What does taking a single step mean to you? Did you walk to work this morning, or simply walk to the car to drive to work? Did you walk to the kitchen to grab coffee or take the dog for a walk around the block? You probably take thousands of steps each day without realizing it because these steps are insignificant to you. What you may not realize is that for many children who battle childhood cancer, the ability to take a single step can be an insurmountable obstacle. For some, they will be diagnosed with cancer before they learn to walk; for others their disease will take one of their limbs, making it difficult to acclimate; and for even more, the side effects of treatment and a long-fought battle will catch up to them, limiting their movement, but never taking away their motivation.
It is in honor of these children, and what they must overcome to take a single step, that we at Alex's Lemonade Stand Foundation are asking people everywhere to help us make these seemingly insignificant steps matter this September during National Childhood Cancer Awareness Month as part of Alex's Million Mile - Run. Walk. Ride. We will count each and every step as we work toward collectively logging one million miles throughout the month. Why one million? Because who wouldn't go that distance, and more, to find cures for all kids with cancer?
My daughter, Alexandra "Alex" Scott fought cancer for nearly her entire life. Diagnosed before her first birthday, she would face many challenges along the way, including something many of us take for granted - the ability to walk. At diagnosis, she had a tumor wrapped around her spine. Surgery was the most prudent option, and the doctors told us that if she survived, she would almost certainly never walk. As Alex did many times over, she would surprise everyone by working through excruciating pain to teach herself how to walk, without ever being able to feel her legs.
I think this said a lot about Alex's character, and it was also an influential moment in shaping who she would become. We were told that she would never be able to walk, but with each step she took, she would gain confidence in herself, and in her ability to overcome adversity. Had Alex not been presented with such an obstacle -- would she have ever voiced the idea to host a lemonade stand to find cures for others?
Following in Alex's footsteps, literally, childhood cancer survivor 12-year-old Kaela Cruz lives a very active and athletic life each and every day. At the age of 5, Kaela was diagnosed with osteosarcoma and in May of 2007 had an above the knee amputation on her left leg. She loves swimming, tae kwon do, and has completed multiple triathlons. In Kaela's own words, she calls the completion of her first triathlon the big picture moment of her life -- she completed it with a walker, taking her time to finish.
This moment proved that she could inspire others through her actions, and made her the person that she is now -- an outgoing, positive, athletic 12-year-old who wants to show people what she is capable of, and that we are all capable of overcoming obstacles in life. Kaela and her family will be logging their miles in September, and with her competitive spirit, I have no doubt that they will be among the top teams! Watch Kaela's inspiring story in the video below, and if you are inspired, join Alex's Million Mile too!

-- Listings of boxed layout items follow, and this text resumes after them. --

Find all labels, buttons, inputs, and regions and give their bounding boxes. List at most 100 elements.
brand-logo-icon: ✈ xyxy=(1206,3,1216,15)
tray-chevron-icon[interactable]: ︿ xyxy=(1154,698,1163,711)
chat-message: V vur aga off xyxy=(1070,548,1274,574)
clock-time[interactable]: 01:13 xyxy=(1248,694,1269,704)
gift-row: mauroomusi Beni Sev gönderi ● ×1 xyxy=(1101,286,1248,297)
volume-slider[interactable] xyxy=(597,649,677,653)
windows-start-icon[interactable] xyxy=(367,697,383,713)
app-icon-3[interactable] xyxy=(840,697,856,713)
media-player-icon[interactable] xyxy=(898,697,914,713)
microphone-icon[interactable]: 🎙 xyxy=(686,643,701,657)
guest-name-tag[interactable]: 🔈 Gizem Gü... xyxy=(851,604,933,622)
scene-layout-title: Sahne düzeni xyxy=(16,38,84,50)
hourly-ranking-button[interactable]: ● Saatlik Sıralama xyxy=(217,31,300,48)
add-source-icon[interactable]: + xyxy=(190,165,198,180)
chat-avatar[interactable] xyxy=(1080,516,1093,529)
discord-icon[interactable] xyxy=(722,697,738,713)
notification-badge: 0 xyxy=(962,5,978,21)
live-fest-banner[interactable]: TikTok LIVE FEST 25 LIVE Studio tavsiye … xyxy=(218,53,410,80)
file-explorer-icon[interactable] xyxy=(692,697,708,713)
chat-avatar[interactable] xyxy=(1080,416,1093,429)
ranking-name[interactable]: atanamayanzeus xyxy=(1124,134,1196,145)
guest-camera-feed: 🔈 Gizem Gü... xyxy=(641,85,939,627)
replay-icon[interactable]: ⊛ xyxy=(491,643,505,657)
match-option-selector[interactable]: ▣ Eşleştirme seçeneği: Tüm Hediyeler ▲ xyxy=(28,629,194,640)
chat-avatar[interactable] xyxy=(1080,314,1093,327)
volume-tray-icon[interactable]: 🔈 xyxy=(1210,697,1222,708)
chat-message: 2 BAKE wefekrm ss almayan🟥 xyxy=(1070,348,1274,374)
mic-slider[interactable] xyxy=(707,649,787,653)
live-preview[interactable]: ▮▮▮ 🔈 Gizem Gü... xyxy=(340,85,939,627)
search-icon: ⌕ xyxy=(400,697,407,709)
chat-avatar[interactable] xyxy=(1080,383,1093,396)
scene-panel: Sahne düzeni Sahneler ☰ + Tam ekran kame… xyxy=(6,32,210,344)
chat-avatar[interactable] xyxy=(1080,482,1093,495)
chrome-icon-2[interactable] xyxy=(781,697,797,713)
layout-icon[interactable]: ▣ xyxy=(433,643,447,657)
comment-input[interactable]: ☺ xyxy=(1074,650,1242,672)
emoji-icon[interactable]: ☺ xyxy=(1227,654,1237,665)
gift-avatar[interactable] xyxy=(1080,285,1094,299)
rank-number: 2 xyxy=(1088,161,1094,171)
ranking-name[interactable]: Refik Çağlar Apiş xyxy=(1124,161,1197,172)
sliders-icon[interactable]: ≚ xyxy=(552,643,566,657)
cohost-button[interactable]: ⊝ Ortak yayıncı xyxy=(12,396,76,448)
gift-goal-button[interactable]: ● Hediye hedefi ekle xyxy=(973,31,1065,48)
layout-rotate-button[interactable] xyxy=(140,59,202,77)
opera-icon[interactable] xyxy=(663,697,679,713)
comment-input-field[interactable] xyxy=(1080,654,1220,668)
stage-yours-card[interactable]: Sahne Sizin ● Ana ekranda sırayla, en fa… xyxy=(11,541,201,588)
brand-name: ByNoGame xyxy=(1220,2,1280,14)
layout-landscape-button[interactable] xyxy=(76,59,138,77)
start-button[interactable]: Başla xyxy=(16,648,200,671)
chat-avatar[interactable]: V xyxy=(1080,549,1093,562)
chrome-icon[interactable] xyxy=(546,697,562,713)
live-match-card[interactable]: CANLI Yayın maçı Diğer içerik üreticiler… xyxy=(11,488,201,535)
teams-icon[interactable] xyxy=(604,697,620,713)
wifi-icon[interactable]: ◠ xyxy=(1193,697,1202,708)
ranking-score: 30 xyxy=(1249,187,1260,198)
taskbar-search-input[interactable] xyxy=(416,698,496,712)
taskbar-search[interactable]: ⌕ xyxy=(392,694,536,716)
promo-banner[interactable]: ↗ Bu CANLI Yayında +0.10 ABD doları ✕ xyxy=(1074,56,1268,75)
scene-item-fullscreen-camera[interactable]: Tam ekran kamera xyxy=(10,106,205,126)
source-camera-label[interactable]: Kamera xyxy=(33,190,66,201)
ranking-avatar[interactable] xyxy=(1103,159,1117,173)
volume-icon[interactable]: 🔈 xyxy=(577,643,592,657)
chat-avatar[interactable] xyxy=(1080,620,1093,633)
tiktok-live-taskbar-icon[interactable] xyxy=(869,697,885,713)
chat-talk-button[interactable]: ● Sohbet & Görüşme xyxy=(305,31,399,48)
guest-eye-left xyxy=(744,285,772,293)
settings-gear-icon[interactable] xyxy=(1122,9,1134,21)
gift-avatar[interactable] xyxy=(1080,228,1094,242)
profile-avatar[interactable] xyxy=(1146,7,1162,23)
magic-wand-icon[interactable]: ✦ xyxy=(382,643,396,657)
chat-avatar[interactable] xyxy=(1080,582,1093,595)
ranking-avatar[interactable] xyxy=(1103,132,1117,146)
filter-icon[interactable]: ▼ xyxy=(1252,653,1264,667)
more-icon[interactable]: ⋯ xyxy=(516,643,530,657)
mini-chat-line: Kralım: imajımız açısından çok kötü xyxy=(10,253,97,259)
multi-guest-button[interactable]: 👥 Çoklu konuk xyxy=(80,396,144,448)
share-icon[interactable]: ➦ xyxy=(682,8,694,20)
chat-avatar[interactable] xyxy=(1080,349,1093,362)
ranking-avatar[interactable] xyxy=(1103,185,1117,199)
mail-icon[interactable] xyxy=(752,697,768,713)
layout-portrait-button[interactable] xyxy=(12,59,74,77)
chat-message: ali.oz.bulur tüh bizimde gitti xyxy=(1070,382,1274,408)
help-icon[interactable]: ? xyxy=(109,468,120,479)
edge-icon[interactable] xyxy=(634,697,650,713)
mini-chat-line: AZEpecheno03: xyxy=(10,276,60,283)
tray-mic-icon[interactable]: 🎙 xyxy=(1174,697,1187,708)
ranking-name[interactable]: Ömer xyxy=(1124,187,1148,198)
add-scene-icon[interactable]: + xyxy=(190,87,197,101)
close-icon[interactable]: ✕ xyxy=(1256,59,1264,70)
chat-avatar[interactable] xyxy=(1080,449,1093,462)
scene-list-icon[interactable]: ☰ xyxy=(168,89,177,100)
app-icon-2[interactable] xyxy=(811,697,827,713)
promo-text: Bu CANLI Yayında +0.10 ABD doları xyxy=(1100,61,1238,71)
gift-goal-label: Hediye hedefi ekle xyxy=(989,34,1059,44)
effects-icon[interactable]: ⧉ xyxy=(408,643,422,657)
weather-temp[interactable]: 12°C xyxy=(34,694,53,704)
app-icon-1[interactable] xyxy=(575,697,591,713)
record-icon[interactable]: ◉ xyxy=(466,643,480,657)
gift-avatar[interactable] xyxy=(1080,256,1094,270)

As part of last year's very first Alex's Million Mile (then known as the Million Mile Run), childhood cancer fighter Jordan Vincent decided that she wanted to participate. Jordan began battling a rare form of brain cancer in January 2003 at the age of 4. She has spent more than half her life in treatment, including undergoing chemotherapy, radiation and more surgeries than her family cares to remember. With a nickname "the cancer slayer," Jordan has shown remarkable resilience, never letting cancer get her down or stop her from achieving her goals.
At the launch of Alex's Million Mile in 2013, we had many competitive people who set goals of running or walking 100 miles on their own. Jordan's goal was a bit more humble, she wanted to walk one mile over the course of the month -- something that would be a true challenge for her. With the assistance of her family, Jordan was able to complete the mile, walking hand in hand with her dad as he supported her through her gait belt. Jordan proved something that elicited memories of my daughter Alex when she decided not to set a price on her lemonade. Alex and Jordan understand that it isn't always about the amount of money (or miles) that you donate -- after all, who knows which dollar will find the cure, or which mile will spark someone's interest to help!
These stories may seem a bit disjointed, but I wanted to share them as examples of the various obstacles that childhood cancer fighters have to overcome to take a single step, or walk just one mile. Throughout the days of our lives, we will all meet with some form of adversity. It is adversity that has the ability to make or break us, to shape who we are and what we will become, and for some of us, like Alex, Kaela and Jordan, this adversity will change the lives of others too.
In closing, I challenge you to add significance to each and every step that you take this September during National Childhood Cancer Awareness Month. Whether you are a marathoner, a cyclist, or a casual walker, why not donate the steps you take toward making a difference in the lives of children with cancer. As has been said, the journey of a thousand (or million!) miles begins with a single step. Let's take steps to move toward better treatments and cures for childhood cancers in September, it's not possible for those steps to be deemed insignificant.